Выбрать главу

Резкий порыв ветра — сухой и колючий снег обрушивается с деревьев. Снежинки колют уши и щеки. Снежинки тают между шнурками ботинок.

— Вот увидишь, — говорит мама, — это стоит того, чтобы немножечко пострадать.

Это будет история, которую он будет рассказывать своему сыну. Когда-нибудь.

Та девушка из Древней Греции, говорит мама, она больше не видела своего возлюбленного. Никогда.

И глупый мальчик действительно верит, что картина, скульптура или история и вправду способны заменить тебе человека, которого ты любишь.

И мама говорит:

— У тебя еще все впереди.

В это трудно поверить, но глупенький маленький мальчик — ленивый, смешной и нелепый — просто стоит и дрожит от холода, щурясь при свете фар, и ни капельки не сомневается, что у него все будет хорошо. Когда-нибудь в будущем. Он пока еще не понимает и поймет еще очень не скоро, что надежда — это просто очередной переходный период, который надо перерасти. Он верит, что это возможно — создать что-то такое, что останется на века.

Теперь при одном только воспоминании об этом он себя чувствует идиотом. Удивительно даже, как он прожил так долго.

Так что если вы собираетесь это читать, то не надо.

В этой истории не будет доброго, смелого, преданного героя. Герой этой истории — не тот человек, в которого можно влюбиться.

Просто для сведения: то, что вы собрались читать, — это жесткая и безжалостная история закоренелого наркомана. Потому что почти во всех реабилитационных программах, рассчитанных на двенадцать ступеней, четвертым пунктом стоит задание описать свою жизнь. Во всех подробностях. Каждый срыв, каждый проступок, каждая гадость, которую ты сотворил, — надо все это записывать. Полная опись твоих грехов. Таким образом, ты их как бы осознаешь. Для себя. И потом вроде как больше не повторяешь. По крайней мере пытаешься не повторить. Подобные программы существуют для алкоголиков, наркоманов, обжор и людей, страдающих секс-зависимостью. Одержимых сексом.

Таким образом, у вас всегда есть возможность вернуться в прошлое — к самым поганым моментам из вашей жизни.

Потому что считается: тот, кто не помнит своего прошлого, обречен повторять его вновь и вновь.

Так что, если вы все-таки это читаете… сказать по правде, это не вашего ума дело.

Тот глупый маленький мальчик, та холодная ночь, все это — очередная бредятина, чтобы было о чем подумать во время секса. Чтобы подольше не кончить. Ну, то есть если вы парень.

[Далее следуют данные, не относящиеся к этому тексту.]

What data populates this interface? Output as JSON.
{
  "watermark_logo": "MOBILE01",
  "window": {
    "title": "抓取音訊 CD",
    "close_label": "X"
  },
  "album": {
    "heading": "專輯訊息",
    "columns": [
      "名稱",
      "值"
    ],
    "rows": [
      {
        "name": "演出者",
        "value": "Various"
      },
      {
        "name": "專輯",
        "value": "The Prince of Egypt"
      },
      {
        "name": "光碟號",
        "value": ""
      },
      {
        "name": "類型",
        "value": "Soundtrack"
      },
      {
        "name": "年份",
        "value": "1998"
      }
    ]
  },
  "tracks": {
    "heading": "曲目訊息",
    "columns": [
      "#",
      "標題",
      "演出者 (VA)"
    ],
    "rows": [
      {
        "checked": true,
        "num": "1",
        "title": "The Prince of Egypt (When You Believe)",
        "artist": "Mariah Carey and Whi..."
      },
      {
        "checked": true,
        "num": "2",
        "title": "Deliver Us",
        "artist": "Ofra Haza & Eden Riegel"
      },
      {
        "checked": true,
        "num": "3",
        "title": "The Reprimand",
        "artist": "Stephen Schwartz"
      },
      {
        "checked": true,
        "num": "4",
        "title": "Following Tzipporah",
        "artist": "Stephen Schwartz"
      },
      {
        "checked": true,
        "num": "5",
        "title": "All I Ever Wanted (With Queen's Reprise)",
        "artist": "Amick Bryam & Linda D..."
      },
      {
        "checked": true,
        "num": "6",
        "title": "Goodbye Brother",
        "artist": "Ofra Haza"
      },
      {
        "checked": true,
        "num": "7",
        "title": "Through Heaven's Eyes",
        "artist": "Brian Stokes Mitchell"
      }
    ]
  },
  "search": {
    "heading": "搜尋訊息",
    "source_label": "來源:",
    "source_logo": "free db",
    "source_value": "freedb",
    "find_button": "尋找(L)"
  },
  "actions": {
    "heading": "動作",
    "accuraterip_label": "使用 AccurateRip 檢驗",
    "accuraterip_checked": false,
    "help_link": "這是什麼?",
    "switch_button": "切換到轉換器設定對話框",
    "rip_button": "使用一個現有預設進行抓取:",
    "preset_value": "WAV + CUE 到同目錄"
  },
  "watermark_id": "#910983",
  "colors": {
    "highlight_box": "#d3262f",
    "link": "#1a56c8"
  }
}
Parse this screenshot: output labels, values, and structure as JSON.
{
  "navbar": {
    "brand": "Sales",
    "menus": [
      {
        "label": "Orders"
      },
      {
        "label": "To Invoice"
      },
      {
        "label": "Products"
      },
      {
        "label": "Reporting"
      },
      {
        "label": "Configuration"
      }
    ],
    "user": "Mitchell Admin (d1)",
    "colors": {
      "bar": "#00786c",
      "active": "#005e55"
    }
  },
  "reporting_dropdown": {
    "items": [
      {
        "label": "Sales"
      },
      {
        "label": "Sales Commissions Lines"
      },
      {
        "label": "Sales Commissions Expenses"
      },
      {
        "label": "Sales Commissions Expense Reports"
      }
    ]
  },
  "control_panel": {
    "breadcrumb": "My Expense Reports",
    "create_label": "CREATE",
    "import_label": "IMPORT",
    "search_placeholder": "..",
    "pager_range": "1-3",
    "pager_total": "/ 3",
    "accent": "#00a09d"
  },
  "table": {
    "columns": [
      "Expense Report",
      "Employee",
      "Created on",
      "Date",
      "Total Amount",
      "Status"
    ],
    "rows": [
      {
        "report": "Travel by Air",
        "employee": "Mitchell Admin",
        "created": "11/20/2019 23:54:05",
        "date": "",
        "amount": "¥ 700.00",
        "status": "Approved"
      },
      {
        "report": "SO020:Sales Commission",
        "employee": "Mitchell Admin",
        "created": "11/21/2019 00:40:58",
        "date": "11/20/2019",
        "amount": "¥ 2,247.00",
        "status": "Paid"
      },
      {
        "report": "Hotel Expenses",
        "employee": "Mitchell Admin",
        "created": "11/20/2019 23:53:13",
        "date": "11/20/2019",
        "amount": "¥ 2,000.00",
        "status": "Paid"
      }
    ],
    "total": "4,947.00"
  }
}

Тот мелкий засранец, которому мама сказала:

— Еще немножко, совсем чуть-чуть. Потерпи. Постарайся не двигаться. Постарайся, и все будет хорошо.

Как же.

Мама сказала:

— Когда-нибудь ты поймешь, что оно того стоило. Я обещаю.

И маленький глупенький дурачок, самый противный на свете мальчишка, просто стоял полуголый в снегу, и дрожал мелкой дрожью, и действительно верил, что кто-то и вправду может пообещать что-то настолько несбыточное.

Так что если вы думаете, будто вас это спасет…

Будто и вправду есть что-то, что вас спасет…

Это было последнее предупреждение.

Глава 2

Когда я добираюсь до церкви, на улице уже темно. Начинается дождь. Нико ждет у боковой двери, чтобы кто-нибудь ей открыл. Она зябко поеживается. На улице холодно.

— Вот, подержи пока, — говорит она и сует мне в руку теплый комочек шелка.

Она говорит:

— У меня нет карманов.

На ней — короткое полупальто из поддельной оранжевой замши с ярко-оранжевым меховым воротником. Из-под пальто выбивается подол платья в цветочном узоре. Ноги голые, без колготок. Она поднимается по ступенькам, неловко ступая в своих черных туфлях на высоченных шпильках.

Тряпочка, которую она мне дала, теплая и влажная.

Это ее трусики. И она улыбается.

Внутри, за стеклянной дверью, какая-то женщина возит шваброй по полу. Нико стучит в стекло и показывает на часы у себя на руке. Женщина окунает швабру в ведро. Потом вытаскивает, отжимает, прислоняет к двери и лезет в карман за ключами. Отпирает нам дверь, кричит через стекло:

— Ваша группа сегодня в комнате 234. В классе воскресной школы.

Народ уже собирается. Подъезжают машины, люди поднимаются по ступеням. Я убираю трусики Нико в карман. Все с нами здороваются, мы здороваемся со всеми. Верьте или не верьте, но вы всех их знаете.